Imagine unlocking devices, withdrawing money from an ATM, and even entering your building all without having to prove who you are. Now, imagine a world where everyone from your landlord to your bank and phone carrier know the size and shape of your heart. Using electrocardiography, researchers at the University of Buffalo have developed a cardiac scanning software that could turn your heart into such a key. And they have plans for the tech far beyond just unlocking your iPhone.
The “cardiac scan” prototype, described in a paper to be presented at MobiCom next month, uses doppler radar to make three cardiological measurements: heart rate (the frequency of your heartbeats), heart shape (the geometric shape of your heart) and finally, heart motion, the 3D movements of your heart as it beats. After scanning a heart for the first time—a process that takes about eight seconds—the paper’s authors claim the prototype achieved an equal error rate (a standard performance metric for biometric systems) of 4.42 percent when given to four cardiac cycles for recognition.
Similar to face recognition, the cardiac scanner compares the heart data of the user to information stored within the device. If it matches, the device then unlocks, without the user having to do anything else. According to Wenyao Xu, the study’s lead author and an assistant professor of Computer Science at the University of Buffalo, this system promises “continuous authentication,” meaning, once registered, users would ideally never have to log into their device again.
“Continuous and remote authentication is the dream of this community,” Xu told Gizmodo. “We really want to know who people are [up to] 500 meters away. The current convention is to use face detection or recognition, but this [cardiac scanning technology] is the first time to bring truly hard biometrics from the remote sensing perspective.”
Xu is already looking past Apple and Samsung’s much hyped face recognition software. As he notes, biometrics have been faked before: photographs can confuse face recognition software and 3D printers can outsmart fingerprint scanners. But, while the iPhone X can seemingly be unlocked by another user pointing your own phone at your face, cardiac scans are continuous and lock out users who don’t match the pre-registered heart data.
“If we talk with someone, then they know our face. If we touch something, then hand it over, then they get our fingerprints,” said Xu. “So, the fingerprint and the face are not secure. But, as for the heart and the heart shape: it is invisible, it’s more secure, and also has liveness detection technology.”
“If people don’t want to identify themselves, they can wear a scarf, hat or sunglasses to [hide] their identity,” he continued. “But with the heart scan, there’s no way to escape. Everyone is naked under this radar sensor.”

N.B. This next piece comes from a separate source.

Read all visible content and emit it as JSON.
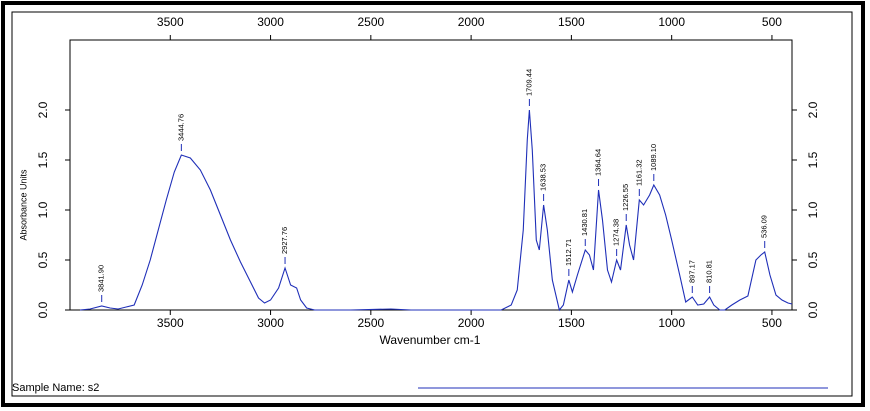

In its white paper explaining FaceID, Apple promises to restrict users’ face data only to their devices, only transferring them to Apple servers with their explicit permission. Xu wants these same limitations on stored heart data, plus restrictions on the scanning radar’s range.
This is crucial, given the research team’s next steps: a second, more robust study with over 5,000 subjects (the initial paper used 82 subjects) before shopping the tech to major vendors like Microsoft, Apple and commercial airports. Eventually, Xu envisions a post-password, post-login world of instantaneous authentication. That ideal world where unlocking phones, withdrawing cash, and checking into airports is all done without having to prove who you are. If you’re willing to give up that data, of course.
“One thing I can foresee once this technology is adopted is we don’t need the login screen anymore,” he says. “It could replace traditional security checks in airports [and] can be integrated into any system that has a keyboard.”
But the chief concern surrounding biometrics isn’t how the technology operates in isolation, it’s how it compounds with other technologies. Face recognition, for example, has been combined with predictive technology to extrapolate someone’s “likelihood” of committing a crime or whether they’re gay or straight. In 2016, Wal Mart filed patents to surreptitiously monitor customers’ heart rate as they shop to track customer satisfaction, basically monetizing their biometric data. Does this new approach take us down a dark path of invasive, ever-present biometric surveillance? Or have we already arrived?